Americans might laugh over nothing. They got silly easily, and in public, too. But Jehran was completely not American. She wouldn’t laugh over nothing. So she was laughing over something.
Like what? thought Laura. We aren’t through the worst yet. We haven’t gone through Passport Control.
They entered the upstairs limbo: duty-free shopping. A floor on which to kill time. The world kill filled Laura’s brain. She swept it out. “Burger King,” she said, pointing to a welcome sign. “We’ll get Whoppers. No telling how long we’ll be airborne before they get around to serving a meal.”
Jehran was scornful. “I don’t eat hamburgers.”
“Billy, you adore hamburgers. You’re an American. Burger, fries, and shake is your motto.”
Jehran shook her head, insulted.
She’s not refusing hamburgers, thought Laura. She’s refusing to be an American.
It was such a shock to understand, Laura was physically jolted; thrown backward. I was right the first time, she thought. Jehran is completely not American. In fact, Jehran is anti-A
merican. She’s always been anti-American. So why does she want to go to New York? Where did she get ten thousand dollars in cash? Dollars, not pounds. What kind of family would have that much cash lying around in foreign currency? Money a teenager could pick up and take, without being noticed? Why would a younger sister inherit anything at all, when there’s an older brother alive to inherit?
Why did Daddy think he was talking to Jehran’s father, when Jehran’s father is dead?
Why is Jehran in school if her family doesn’t care whether a girl gets an education? If they hate Americans, why a school where fifty percent of the students are American? Why did they let her have a slumber party and invite Western girls?

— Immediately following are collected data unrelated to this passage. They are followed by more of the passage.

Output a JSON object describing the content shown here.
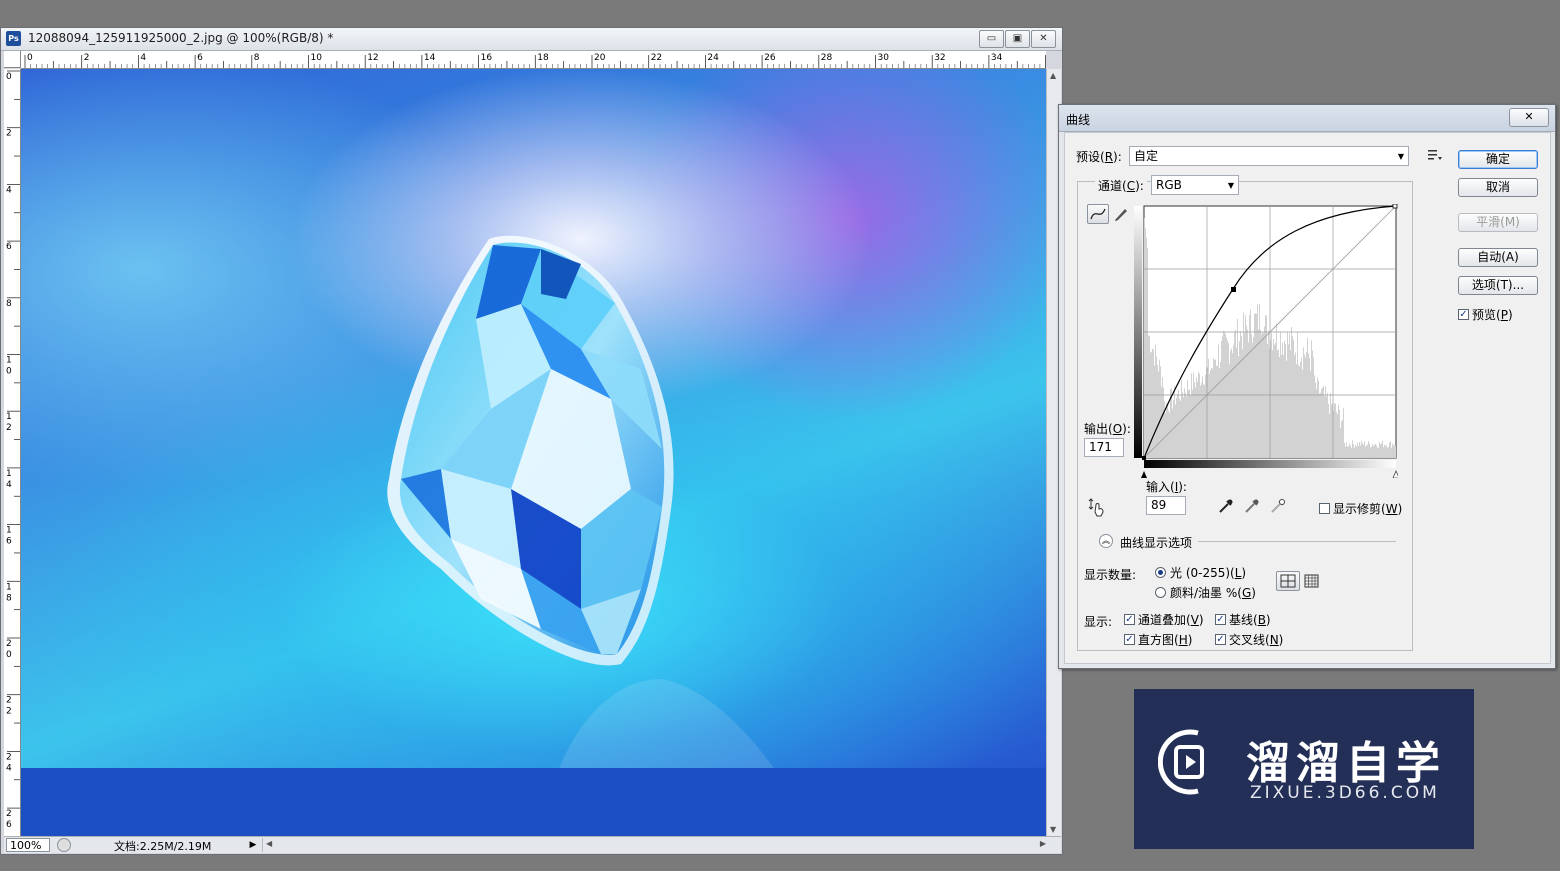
{
  "document": {
    "title": "12088094_125911925000_2.jpg @ 100%(RGB/8) *",
    "app_icon": "Ps",
    "window_buttons": {
      "minimize": "▭",
      "restore": "▣",
      "close": "✕"
    },
    "ruler_h_labels": [
      "0",
      "2",
      "4",
      "6",
      "8",
      "10",
      "12",
      "14",
      "16",
      "18",
      "20",
      "22",
      "24",
      "26",
      "28",
      "30",
      "32",
      "34"
    ],
    "ruler_v_labels": [
      "0",
      "2",
      "4",
      "6",
      "8",
      "10",
      "12",
      "14",
      "16",
      "18",
      "20",
      "22",
      "24",
      "26"
    ],
    "zoom": "100%",
    "doc_info": "文档:2.25M/2.19M"
  },
  "curves_dialog": {
    "title": "曲线",
    "close_label": "✕",
    "preset_label": "预设(",
    "preset_key": "R",
    "preset_label_end": "):",
    "preset_value": "自定",
    "channel_label": "通道(",
    "channel_key": "C",
    "channel_label_end": "):",
    "channel_value": "RGB",
    "output_label": "输出(",
    "output_key": "O",
    "output_label_end": "):",
    "output_value": "171",
    "input_label": "输入(",
    "input_key": "I",
    "input_label_end": "):",
    "input_value": "89",
    "show_clipping_label": "显示修剪(",
    "show_clipping_key": "W",
    "show_clipping_end": ")",
    "display_options_label": "曲线显示选项",
    "show_amount_label": "显示数量:",
    "light_label": "光 (0-255)(",
    "light_key": "L",
    "light_end": ")",
    "pigment_label": "颜料/油墨 %(",
    "pigment_key": "G",
    "pigment_end": ")",
    "show_label": "显示:",
    "channel_overlay_label": "通道叠加(",
    "channel_overlay_key": "V",
    "channel_overlay_end": ")",
    "baseline_label": "基线(",
    "baseline_key": "B",
    "baseline_end": ")",
    "histogram_label": "直方图(",
    "histogram_key": "H",
    "histogram_end": ")",
    "intersection_label": "交叉线(",
    "intersection_key": "N",
    "intersection_end": ")",
    "buttons": {
      "ok": "确定",
      "cancel": "取消",
      "smooth": "平滑(M)",
      "auto": "自动(A)",
      "options": "选项(T)..."
    },
    "preview_label": "预览(",
    "preview_key": "P",
    "preview_end": ")",
    "icons": {
      "preset_menu": "preset-options-icon",
      "curve_tool": "curve-point-icon",
      "pencil_tool": "pencil-icon",
      "target_adjust": "hand-adjust-icon",
      "eyedropper_black": "eyedropper-black-icon",
      "eyedropper_gray": "eyedropper-gray-icon",
      "eyedropper_white": "eyedropper-white-icon",
      "grid_simple": "grid-4x4-icon",
      "grid_detailed": "grid-10x10-icon"
    }
  },
  "watermark": {
    "brand": "溜溜自学",
    "url": "ZIXUE.3D66.COM"
  }
}
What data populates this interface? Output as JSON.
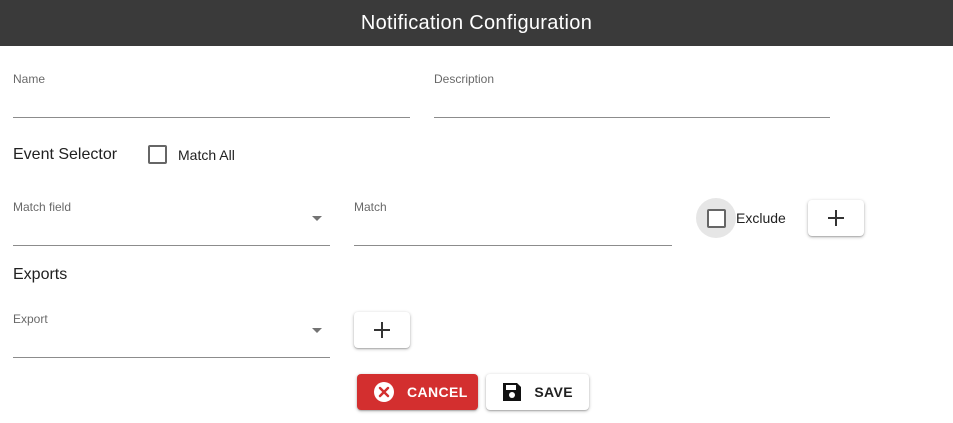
{
  "header": {
    "title": "Notification Configuration"
  },
  "form": {
    "name": {
      "label": "Name",
      "value": ""
    },
    "description": {
      "label": "Description",
      "value": ""
    }
  },
  "event_selector": {
    "title": "Event Selector",
    "match_all_label": "Match All",
    "match_field": {
      "label": "Match field",
      "value": ""
    },
    "match": {
      "label": "Match",
      "value": ""
    },
    "exclude_label": "Exclude"
  },
  "exports": {
    "title": "Exports",
    "export": {
      "label": "Export",
      "value": ""
    }
  },
  "actions": {
    "cancel_label": "CANCEL",
    "save_label": "SAVE"
  },
  "colors": {
    "header_bg": "#3a3a3a",
    "cancel_bg": "#d32f2f"
  },
  "icons": {
    "add": "plus-icon",
    "cancel": "cancel-circle-icon",
    "save": "floppy-disk-icon",
    "dropdown": "arrow-drop-down-icon"
  }
}
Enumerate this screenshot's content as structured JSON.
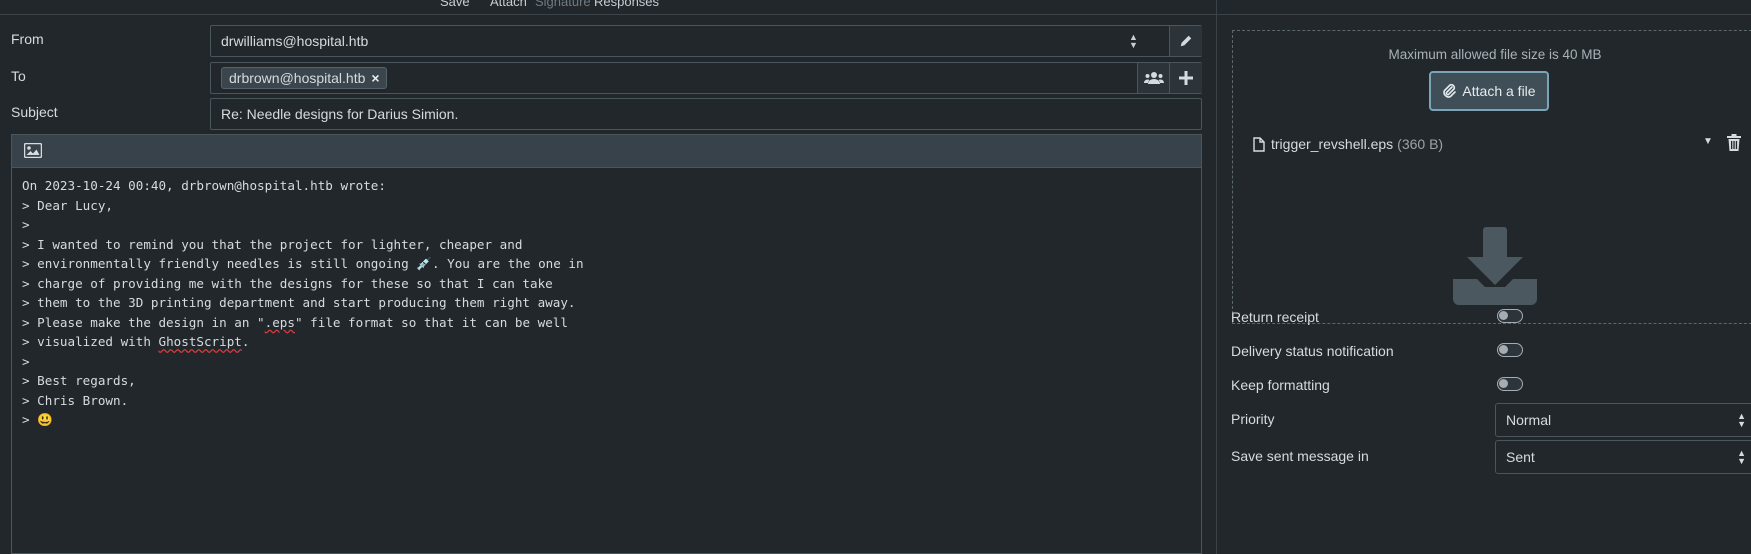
{
  "toolbar": {
    "save": "Save",
    "attach": "Attach",
    "signature": "Signature",
    "responses": "Responses"
  },
  "compose": {
    "from_label": "From",
    "from_value": "drwilliams@hospital.htb",
    "to_label": "To",
    "to_recipient": "drbrown@hospital.htb",
    "subject_label": "Subject",
    "subject_value": "Re: Needle designs for Darius Simion.",
    "body_lines": [
      "On 2023-10-24 00:40, drbrown@hospital.htb wrote:",
      "> Dear Lucy,",
      ">",
      "> I wanted to remind you that the project for lighter, cheaper and",
      "> environmentally friendly needles is still ongoing 💉. You are the one in",
      "> charge of providing me with the designs for these so that I can take",
      "> them to the 3D printing department and start producing them right away.",
      "> Please make the design in an \".eps\" file format so that it can be well",
      "> visualized with GhostScript.",
      ">",
      "> Best regards,",
      "> Chris Brown.",
      "> 😃"
    ]
  },
  "attachments": {
    "max_size_text": "Maximum allowed file size is 40 MB",
    "attach_button": "Attach a file",
    "file_name": "trigger_revshell.eps",
    "file_size": "(360 B)"
  },
  "options": {
    "return_receipt": "Return receipt",
    "return_receipt_on": false,
    "delivery_status": "Delivery status notification",
    "delivery_status_on": false,
    "keep_formatting": "Keep formatting",
    "keep_formatting_on": false,
    "priority_label": "Priority",
    "priority_value": "Normal",
    "save_sent_label": "Save sent message in",
    "save_sent_value": "Sent"
  },
  "colors": {
    "background": "#21272b",
    "accent": "#7aa4b8",
    "spellcheck": "#d63c3c"
  },
  "icons": [
    "pencil-icon",
    "address-book-icon",
    "plus-icon",
    "image-icon",
    "paperclip-icon",
    "file-icon",
    "chevron-down-icon",
    "trash-icon",
    "download-icon"
  ]
}
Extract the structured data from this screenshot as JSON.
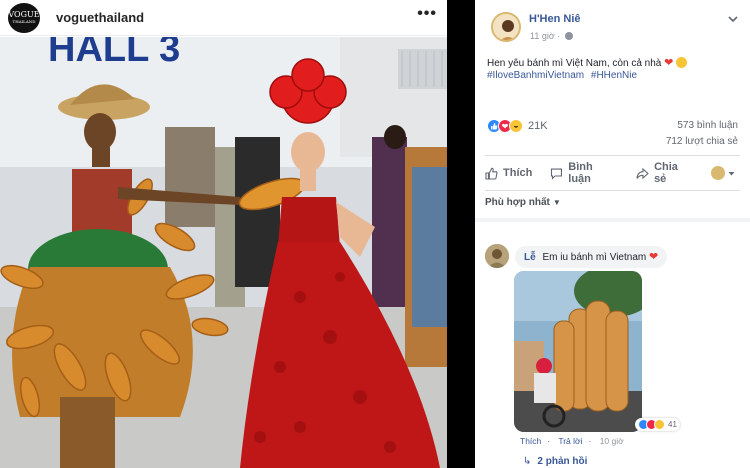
{
  "instagram": {
    "avatar": {
      "line1": "VOGUE",
      "line2": "THAILAND"
    },
    "username": "voguethailand",
    "more_label": "•••",
    "photo_sign": "HALL 3"
  },
  "facebook": {
    "name": "H'Hen Niê",
    "time": "11 giờ",
    "text_line1": "Hen yêu bánh mì Việt Nam, còn cả nhà",
    "hashtags": [
      "#IloveBanhmiVietnam",
      "#HHenNie"
    ],
    "reaction_count": "21K",
    "comments_count": "573 bình luận",
    "shares_count": "712 lượt chia sẻ",
    "actions": {
      "like": "Thích",
      "comment": "Bình luận",
      "share": "Chia sẻ"
    },
    "sort_label": "Phù hợp nhất",
    "comment": {
      "author": "Lễ",
      "text": "Em iu bánh mì Vietnam",
      "reaction_count": "41",
      "like_link": "Thích",
      "reply_link": "Trả lời",
      "time": "10 giờ",
      "replies_label": "2 phản hồi"
    }
  },
  "colors": {
    "fb_link": "#385898",
    "fb_like": "#2d88ff",
    "fb_love": "#f0284a",
    "fb_haha": "#f7c436",
    "ig_text": "#262626"
  }
}
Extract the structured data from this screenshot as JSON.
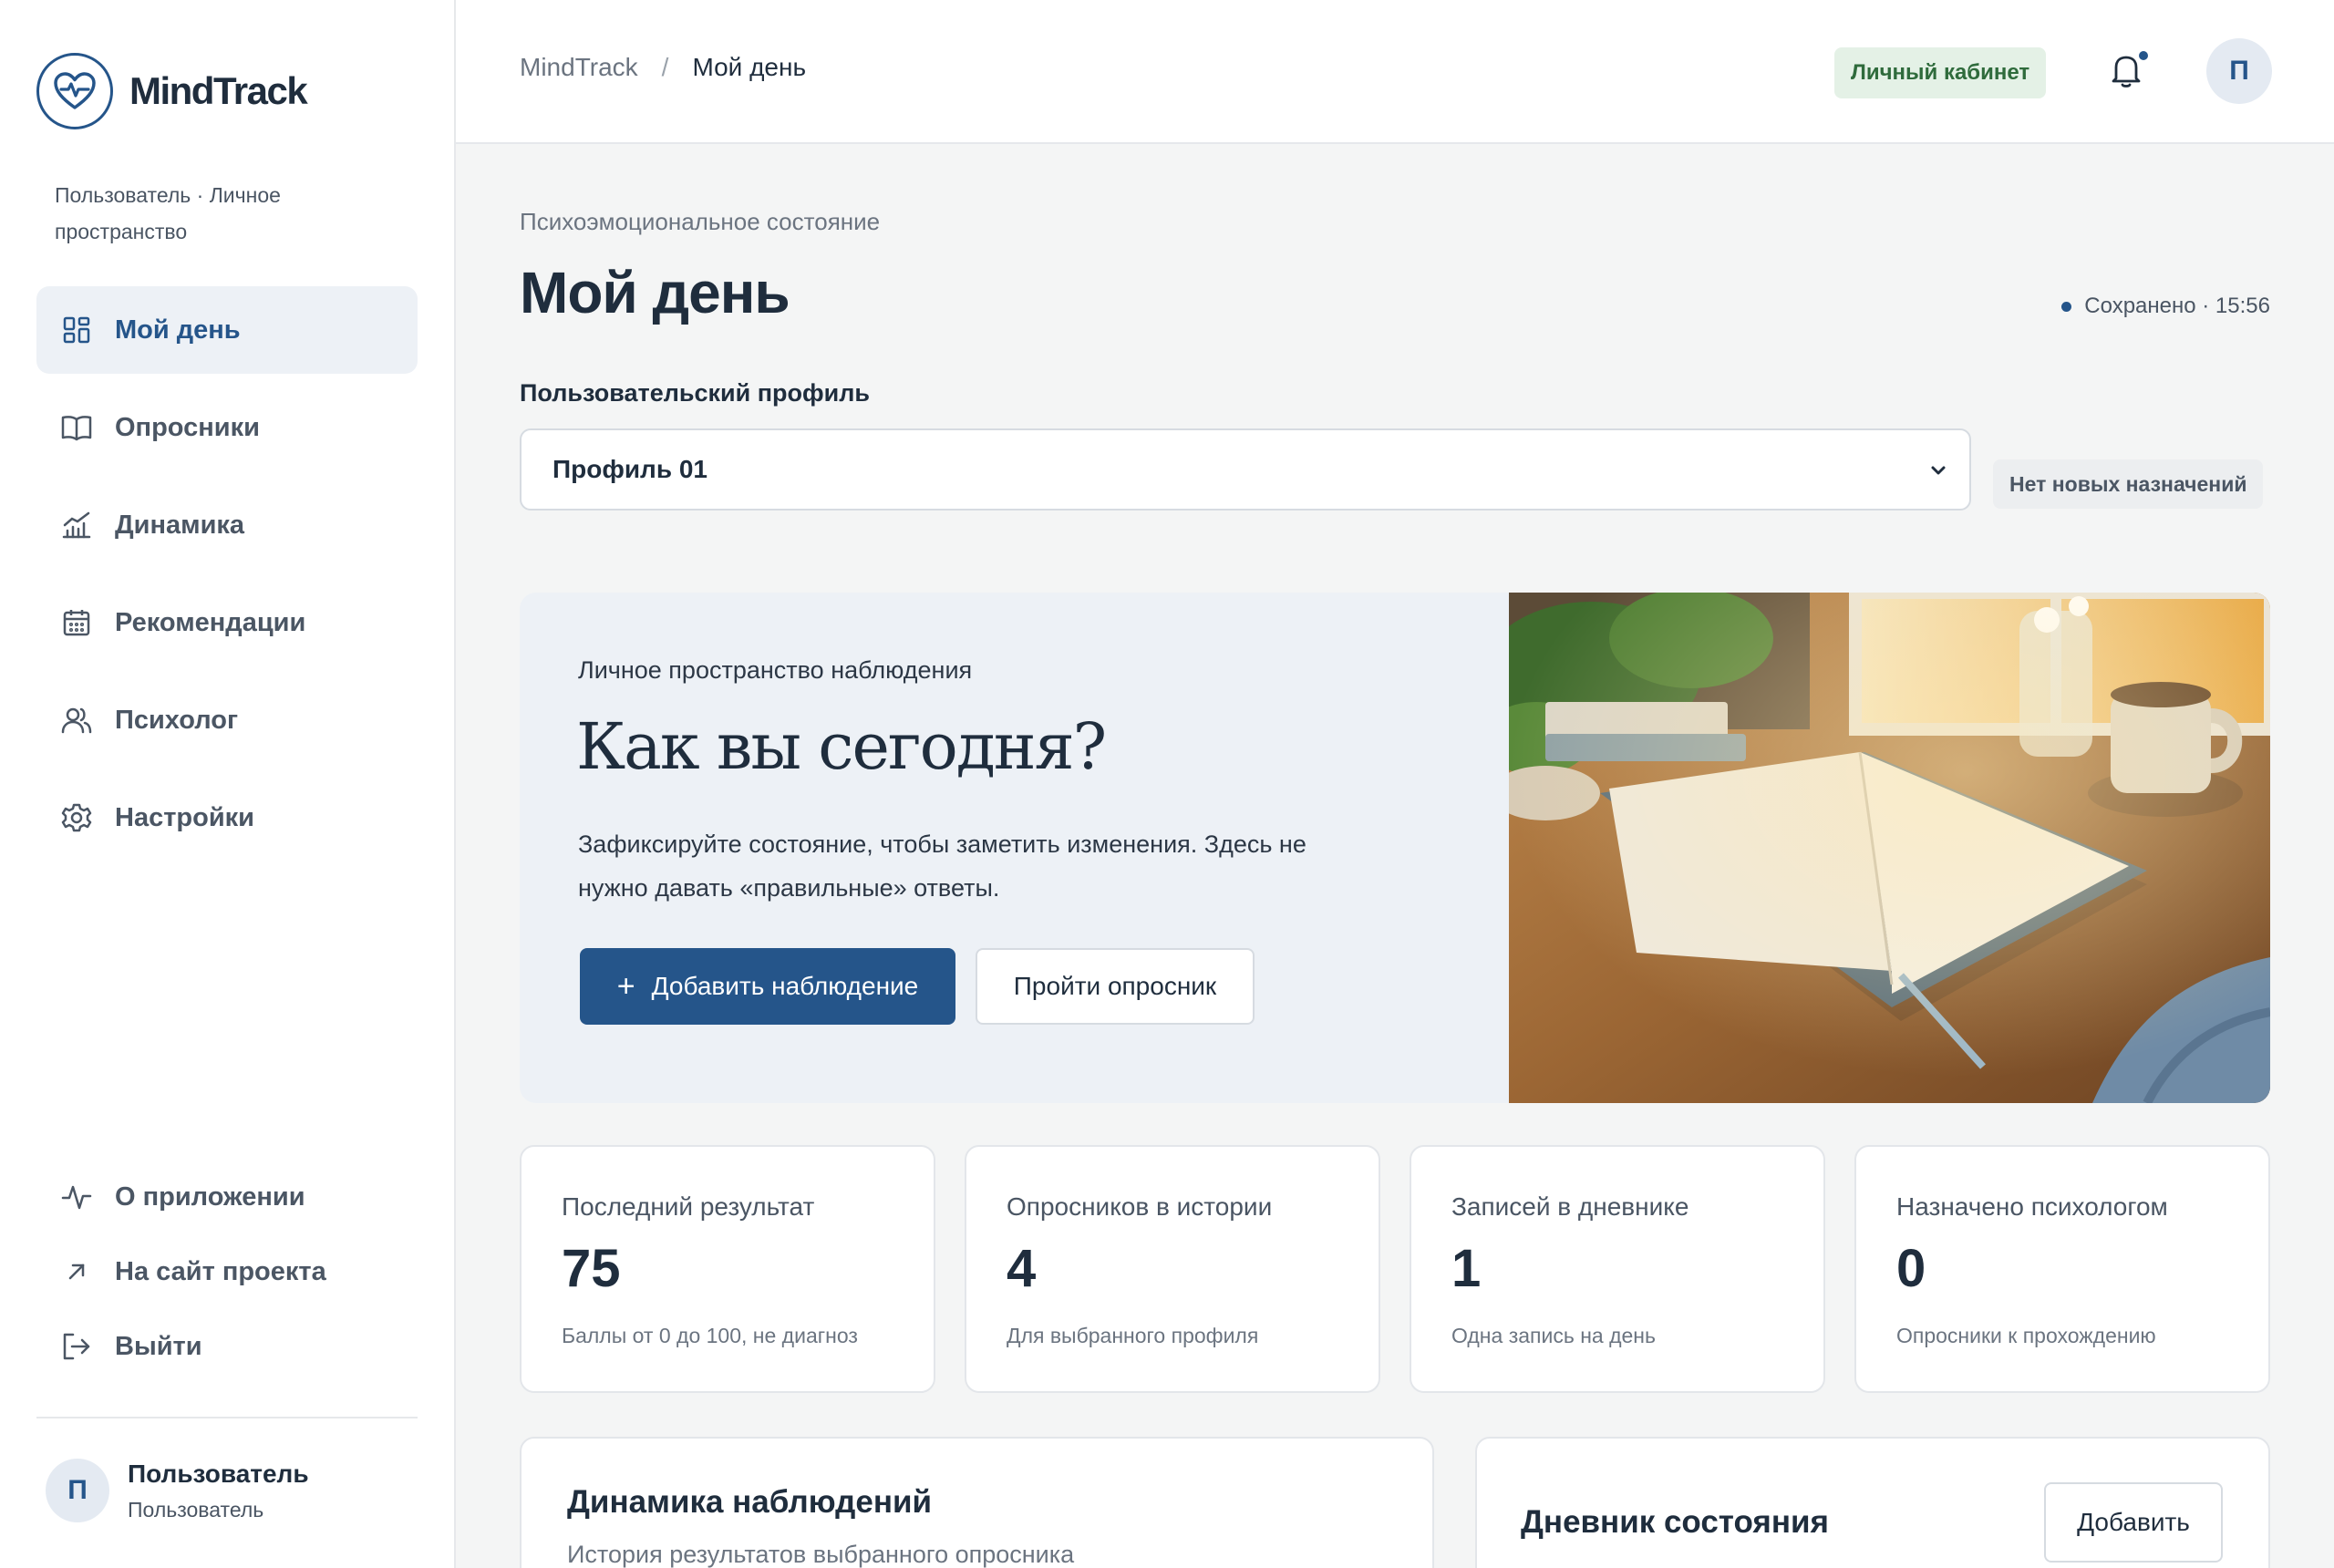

Laura was seeing spots. Flashes like distant cameras broke in her eyes.
Jehran wrapped herself around Laura in a very feminine way, not at all like a little brother. “I’m so sorry, Laura. I’m scared. Please forgive me for being rude.”
The apology was fake. Laura was a long-term expert on somebody—namely, the real Billy—apologizing without meaning it.
“I have never been anyplace in my life without an escort,” said Jehran. “I have never done one single thing alone. All by myself I must learn America, from the moment you leave me in Kennedy Airport. I am so terrified.”
But she was not terrified. Jehran was calmer than Laura, and at the back of her eyes, amusement remained. “I promise to learn to like hamburgers, Laura,” she said.
On an international flight, you had to fill out a landing card: you had to write in your name, address, and occupation. Laura’s father had a theory that nobody ever checked these, and he enjoyed giving himself unusual occupations. Pickle Taster. Global-Warming Manufacturer. No angry immigration official had ever arrested him for illegal filling-out-of-forms, so apparently he was right. Nobody checked.
What would Jehran’s occupation be?
Laura fought with a word whose cruel letters wedged into her mind.
Terrorist?
Laura’s head puffed. If she were to look in a mirror she would see a big white beach ball in place of her usual head.
Bombs and weapons could be made of plastic, not metal. Detectors depended on metal, but terrorists could not be depended on to use metal.